A powerful—and true—memoir of addiction.
I’ll admit it: I don’t like drug memoirs. I didn’t like drug memoirs even before James Frey blew up the whole genre by telling a heartfelt story about addiction that turned out to be a tissue of lies.
But The Los Angeles Diaries by James Brown transcends all that. I’ve never read a better true story about addiction. It’s also one of the best modern autobiographies I have ever read, addiction notwithstanding. In addition to having been an alcoholic and a meth head, James Brown is a very talented writer, the author of four novels, and it shows.
First published in 2003, The Los Angeles Diaries is a spare, utterly harrowing account of the author’s experience in a family marked by a history of virulent alcoholism. Brown’s unvarnished truth-telling about addiction is evident early on: “I know there’s no excuse for getting drunk when you’re supposed to be home with your family and I wish knowing this would stop me from doing it. I wish that’s all it took. That I could will it to happen. But it doesn’t work that way, it never has, and in my state of mind, at this particular moment, I can’t imagine living without it.”
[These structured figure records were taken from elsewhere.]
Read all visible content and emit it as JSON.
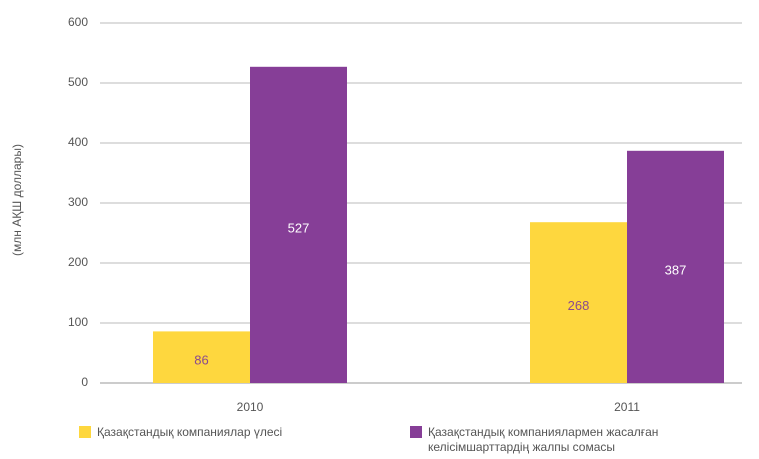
{
  "chart_data": {
    "type": "bar",
    "y_label": "(млн АҚШ доллары)",
    "categories": [
      "2010",
      "2011"
    ],
    "series": [
      {
        "name": "Қазақстандық компаниялар үлесі",
        "color": "#fed73e",
        "values": [
          86,
          268
        ]
      },
      {
        "name": "Қазақстандық компаниялармен жасалған келісімшарттардің жалпы сомасы",
        "color": "#863e97",
        "values": [
          527,
          387
        ]
      }
    ],
    "ylim": [
      0,
      600
    ],
    "yticks": [
      0,
      100,
      200,
      300,
      400,
      500,
      600
    ],
    "grid": true
  }
}
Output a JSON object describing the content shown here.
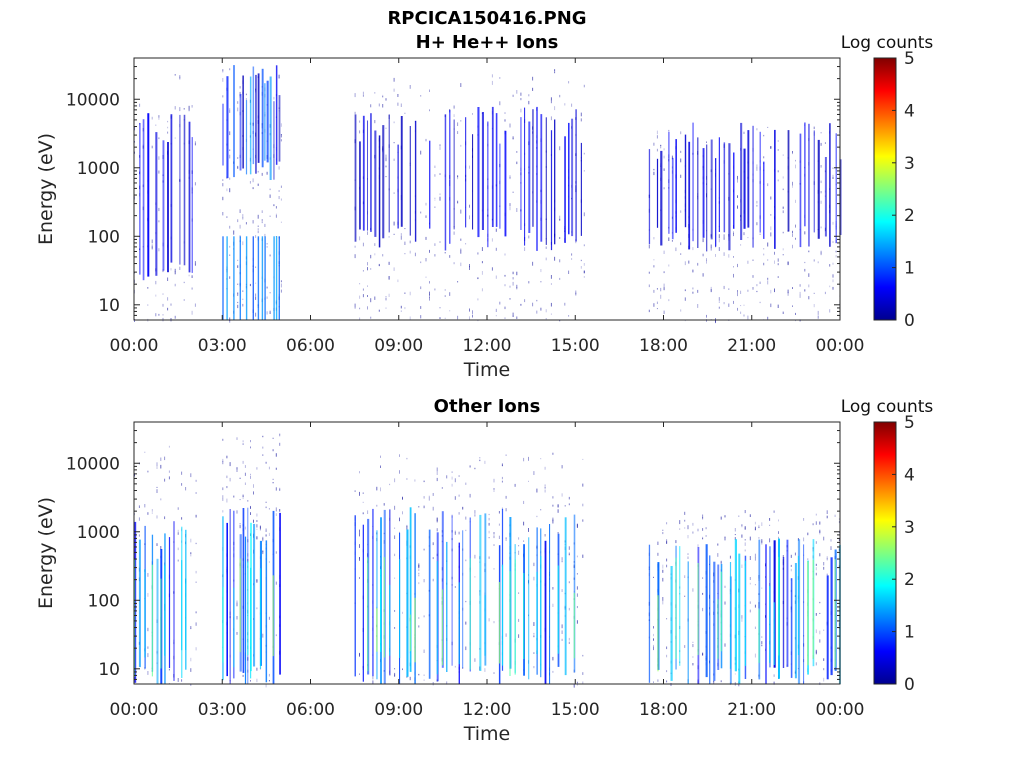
{
  "figure": {
    "title_line1": "RPCICA150416.PNG"
  },
  "chart_data": [
    {
      "type": "heatmap",
      "title": "H+ He++ Ions",
      "xlabel": "Time",
      "ylabel": "Energy (eV)",
      "x_ticks": [
        "00:00",
        "03:00",
        "06:00",
        "09:00",
        "12:00",
        "15:00",
        "18:00",
        "21:00",
        "00:00"
      ],
      "xlim_hours": [
        0,
        24
      ],
      "y_scale": "log",
      "y_ticks": [
        10,
        100,
        1000,
        10000
      ],
      "y_tick_labels": [
        "10",
        "100",
        "1000",
        "10000"
      ],
      "ylim": [
        6,
        40000
      ],
      "colorbar": {
        "title": "Log counts",
        "range": [
          0,
          5
        ],
        "ticks": [
          "0",
          "1",
          "2",
          "3",
          "4",
          "5"
        ],
        "colormap": "jet"
      },
      "activity_segments": [
        {
          "start_hour": 0.0,
          "end_hour": 2.1,
          "intensity": "low",
          "max_energy": 30000,
          "strong_energy": [
            30,
            5000
          ]
        },
        {
          "start_hour": 3.0,
          "end_hour": 5.0,
          "intensity": "high",
          "max_energy": 40000,
          "strong_energy": [
            1000,
            20000
          ]
        },
        {
          "start_hour": 7.5,
          "end_hour": 15.3,
          "intensity": "low",
          "max_energy": 30000,
          "strong_energy": [
            100,
            5000
          ]
        },
        {
          "start_hour": 17.5,
          "end_hour": 24.0,
          "intensity": "low",
          "max_energy": 5000,
          "strong_energy": [
            100,
            3000
          ]
        }
      ]
    },
    {
      "type": "heatmap",
      "title": "Other Ions",
      "xlabel": "Time",
      "ylabel": "Energy (eV)",
      "x_ticks": [
        "00:00",
        "03:00",
        "06:00",
        "09:00",
        "12:00",
        "15:00",
        "18:00",
        "21:00",
        "00:00"
      ],
      "xlim_hours": [
        0,
        24
      ],
      "y_scale": "log",
      "y_ticks": [
        10,
        100,
        1000,
        10000
      ],
      "y_tick_labels": [
        "10",
        "100",
        "1000",
        "10000"
      ],
      "ylim": [
        6,
        40000
      ],
      "colorbar": {
        "title": "Log counts",
        "range": [
          0,
          5
        ],
        "ticks": [
          "0",
          "1",
          "2",
          "3",
          "4",
          "5"
        ],
        "colormap": "jet"
      },
      "activity_segments": [
        {
          "start_hour": 0.0,
          "end_hour": 2.1,
          "intensity": "medium",
          "max_energy": 20000,
          "strong_energy": [
            8,
            1000
          ]
        },
        {
          "start_hour": 3.0,
          "end_hour": 5.0,
          "intensity": "high",
          "max_energy": 40000,
          "strong_energy": [
            8,
            1500
          ]
        },
        {
          "start_hour": 7.5,
          "end_hour": 15.3,
          "intensity": "medium",
          "max_energy": 20000,
          "strong_energy": [
            8,
            1500
          ]
        },
        {
          "start_hour": 17.5,
          "end_hour": 24.0,
          "intensity": "medium",
          "max_energy": 3000,
          "strong_energy": [
            8,
            500
          ]
        }
      ]
    }
  ]
}
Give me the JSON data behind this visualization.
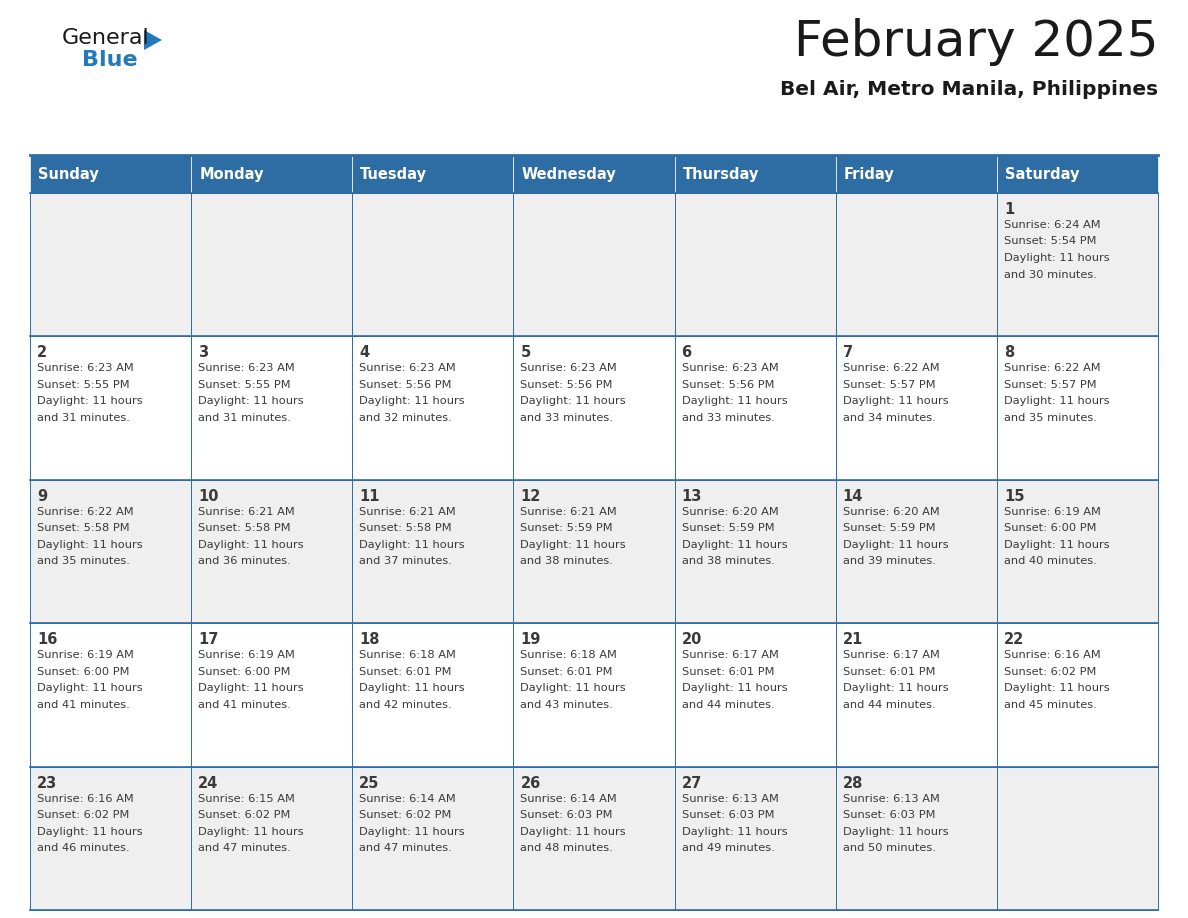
{
  "title": "February 2025",
  "subtitle": "Bel Air, Metro Manila, Philippines",
  "header_bg": "#2E6DA4",
  "header_text_color": "#FFFFFF",
  "cell_bg_even": "#EFEFEF",
  "cell_bg_odd": "#FFFFFF",
  "border_color": "#2E6DA4",
  "text_color": "#3a3a3a",
  "day_names": [
    "Sunday",
    "Monday",
    "Tuesday",
    "Wednesday",
    "Thursday",
    "Friday",
    "Saturday"
  ],
  "days": [
    {
      "day": 1,
      "col": 6,
      "row": 0,
      "sunrise": "6:24 AM",
      "sunset": "5:54 PM",
      "dl1": "Daylight: 11 hours",
      "dl2": "and 30 minutes."
    },
    {
      "day": 2,
      "col": 0,
      "row": 1,
      "sunrise": "6:23 AM",
      "sunset": "5:55 PM",
      "dl1": "Daylight: 11 hours",
      "dl2": "and 31 minutes."
    },
    {
      "day": 3,
      "col": 1,
      "row": 1,
      "sunrise": "6:23 AM",
      "sunset": "5:55 PM",
      "dl1": "Daylight: 11 hours",
      "dl2": "and 31 minutes."
    },
    {
      "day": 4,
      "col": 2,
      "row": 1,
      "sunrise": "6:23 AM",
      "sunset": "5:56 PM",
      "dl1": "Daylight: 11 hours",
      "dl2": "and 32 minutes."
    },
    {
      "day": 5,
      "col": 3,
      "row": 1,
      "sunrise": "6:23 AM",
      "sunset": "5:56 PM",
      "dl1": "Daylight: 11 hours",
      "dl2": "and 33 minutes."
    },
    {
      "day": 6,
      "col": 4,
      "row": 1,
      "sunrise": "6:23 AM",
      "sunset": "5:56 PM",
      "dl1": "Daylight: 11 hours",
      "dl2": "and 33 minutes."
    },
    {
      "day": 7,
      "col": 5,
      "row": 1,
      "sunrise": "6:22 AM",
      "sunset": "5:57 PM",
      "dl1": "Daylight: 11 hours",
      "dl2": "and 34 minutes."
    },
    {
      "day": 8,
      "col": 6,
      "row": 1,
      "sunrise": "6:22 AM",
      "sunset": "5:57 PM",
      "dl1": "Daylight: 11 hours",
      "dl2": "and 35 minutes."
    },
    {
      "day": 9,
      "col": 0,
      "row": 2,
      "sunrise": "6:22 AM",
      "sunset": "5:58 PM",
      "dl1": "Daylight: 11 hours",
      "dl2": "and 35 minutes."
    },
    {
      "day": 10,
      "col": 1,
      "row": 2,
      "sunrise": "6:21 AM",
      "sunset": "5:58 PM",
      "dl1": "Daylight: 11 hours",
      "dl2": "and 36 minutes."
    },
    {
      "day": 11,
      "col": 2,
      "row": 2,
      "sunrise": "6:21 AM",
      "sunset": "5:58 PM",
      "dl1": "Daylight: 11 hours",
      "dl2": "and 37 minutes."
    },
    {
      "day": 12,
      "col": 3,
      "row": 2,
      "sunrise": "6:21 AM",
      "sunset": "5:59 PM",
      "dl1": "Daylight: 11 hours",
      "dl2": "and 38 minutes."
    },
    {
      "day": 13,
      "col": 4,
      "row": 2,
      "sunrise": "6:20 AM",
      "sunset": "5:59 PM",
      "dl1": "Daylight: 11 hours",
      "dl2": "and 38 minutes."
    },
    {
      "day": 14,
      "col": 5,
      "row": 2,
      "sunrise": "6:20 AM",
      "sunset": "5:59 PM",
      "dl1": "Daylight: 11 hours",
      "dl2": "and 39 minutes."
    },
    {
      "day": 15,
      "col": 6,
      "row": 2,
      "sunrise": "6:19 AM",
      "sunset": "6:00 PM",
      "dl1": "Daylight: 11 hours",
      "dl2": "and 40 minutes."
    },
    {
      "day": 16,
      "col": 0,
      "row": 3,
      "sunrise": "6:19 AM",
      "sunset": "6:00 PM",
      "dl1": "Daylight: 11 hours",
      "dl2": "and 41 minutes."
    },
    {
      "day": 17,
      "col": 1,
      "row": 3,
      "sunrise": "6:19 AM",
      "sunset": "6:00 PM",
      "dl1": "Daylight: 11 hours",
      "dl2": "and 41 minutes."
    },
    {
      "day": 18,
      "col": 2,
      "row": 3,
      "sunrise": "6:18 AM",
      "sunset": "6:01 PM",
      "dl1": "Daylight: 11 hours",
      "dl2": "and 42 minutes."
    },
    {
      "day": 19,
      "col": 3,
      "row": 3,
      "sunrise": "6:18 AM",
      "sunset": "6:01 PM",
      "dl1": "Daylight: 11 hours",
      "dl2": "and 43 minutes."
    },
    {
      "day": 20,
      "col": 4,
      "row": 3,
      "sunrise": "6:17 AM",
      "sunset": "6:01 PM",
      "dl1": "Daylight: 11 hours",
      "dl2": "and 44 minutes."
    },
    {
      "day": 21,
      "col": 5,
      "row": 3,
      "sunrise": "6:17 AM",
      "sunset": "6:01 PM",
      "dl1": "Daylight: 11 hours",
      "dl2": "and 44 minutes."
    },
    {
      "day": 22,
      "col": 6,
      "row": 3,
      "sunrise": "6:16 AM",
      "sunset": "6:02 PM",
      "dl1": "Daylight: 11 hours",
      "dl2": "and 45 minutes."
    },
    {
      "day": 23,
      "col": 0,
      "row": 4,
      "sunrise": "6:16 AM",
      "sunset": "6:02 PM",
      "dl1": "Daylight: 11 hours",
      "dl2": "and 46 minutes."
    },
    {
      "day": 24,
      "col": 1,
      "row": 4,
      "sunrise": "6:15 AM",
      "sunset": "6:02 PM",
      "dl1": "Daylight: 11 hours",
      "dl2": "and 47 minutes."
    },
    {
      "day": 25,
      "col": 2,
      "row": 4,
      "sunrise": "6:14 AM",
      "sunset": "6:02 PM",
      "dl1": "Daylight: 11 hours",
      "dl2": "and 47 minutes."
    },
    {
      "day": 26,
      "col": 3,
      "row": 4,
      "sunrise": "6:14 AM",
      "sunset": "6:03 PM",
      "dl1": "Daylight: 11 hours",
      "dl2": "and 48 minutes."
    },
    {
      "day": 27,
      "col": 4,
      "row": 4,
      "sunrise": "6:13 AM",
      "sunset": "6:03 PM",
      "dl1": "Daylight: 11 hours",
      "dl2": "and 49 minutes."
    },
    {
      "day": 28,
      "col": 5,
      "row": 4,
      "sunrise": "6:13 AM",
      "sunset": "6:03 PM",
      "dl1": "Daylight: 11 hours",
      "dl2": "and 50 minutes."
    }
  ],
  "num_rows": 5,
  "logo_color_general": "#1a1a1a",
  "logo_color_blue": "#2479BD"
}
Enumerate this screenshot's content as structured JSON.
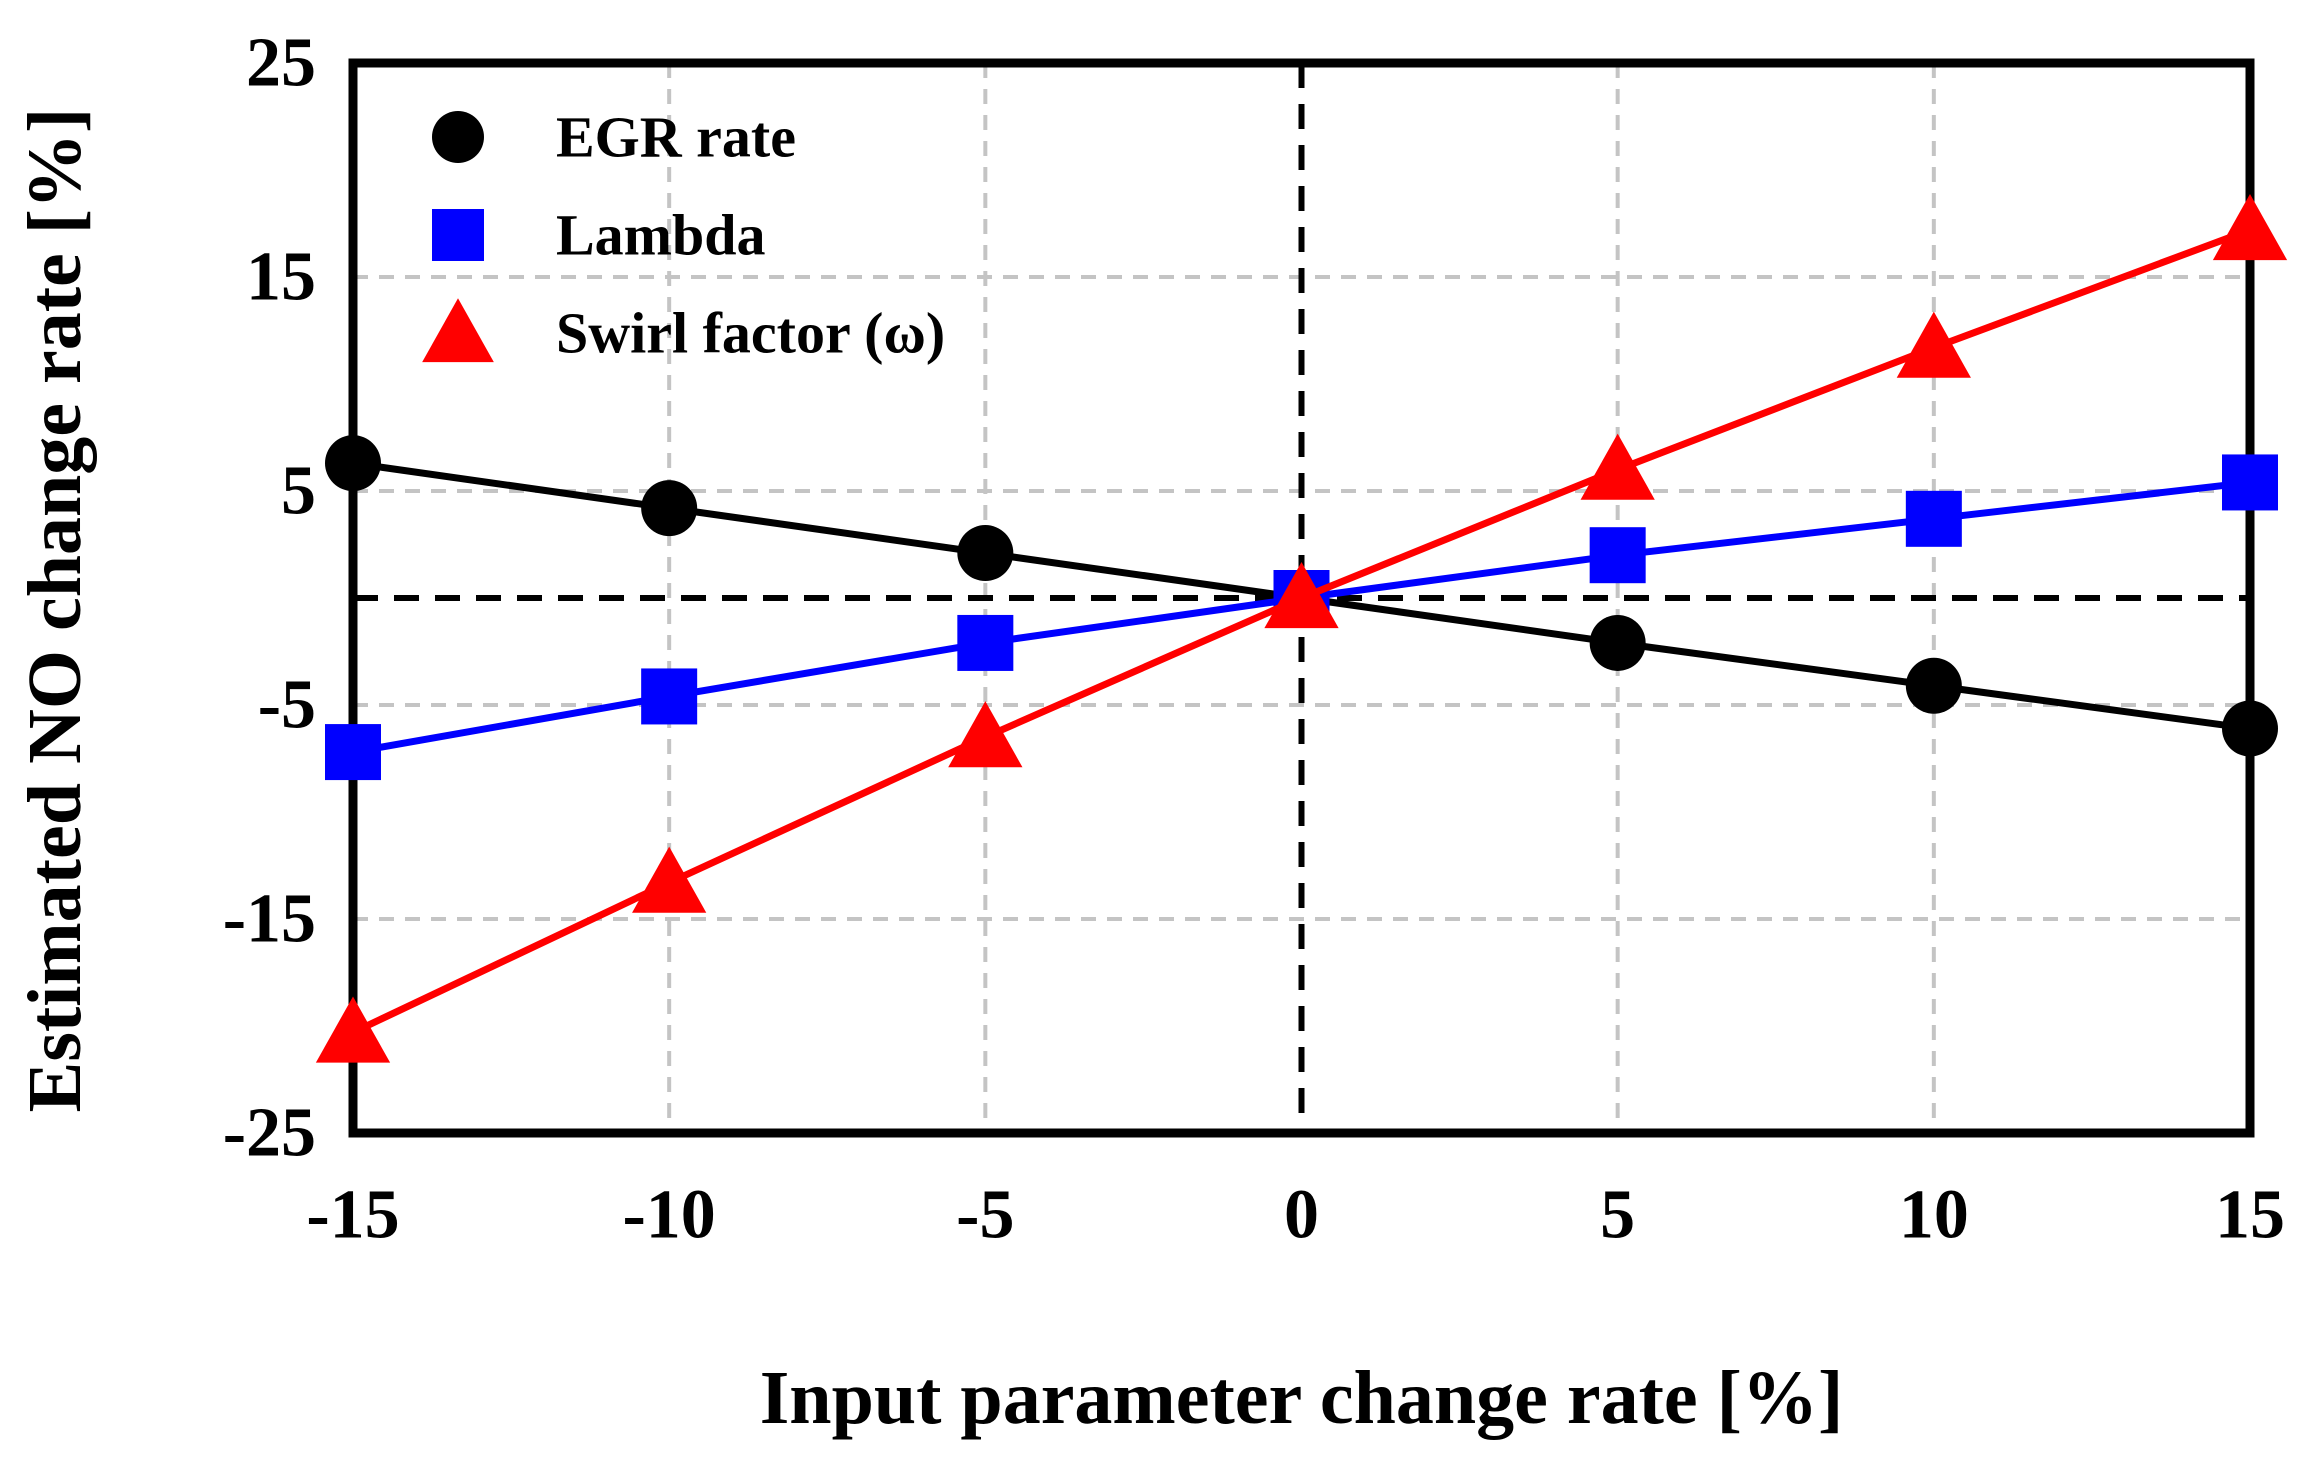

While offering up memorable sketches of his boyhood in Los Angeles, Brown paints a devastating picture of the “denial and rage” that characterize full-blown addiction. He deals with the suicide of family members, divorce, the neglect of his children—all of it caused by addiction—without a shred of self-justification. It is, he writes, “a constant quest for more when there can never be enough.”
Interspersed throughout are the author’s mordantly funny adventures in the screen trade, as book after book is optioned for the movies, taken apart and ultimately scrapped before reaching the screen. However, we are never far from the author’s chilling revelation: “Never underestimate the power of denial.”
I can’t improve on the review that appeared in Washington Post Book World: “It’s the balance of agony and grace, of course, that makes life so ferociously interesting. Brown has perfectly captured that balance in his unpretentious, very profound book.”
Inspiring, witty, and bleak, all at the same time, James Brown’s book will appeal to anyone with an interest in addiction—and anyone who enjoys tough, spare prose.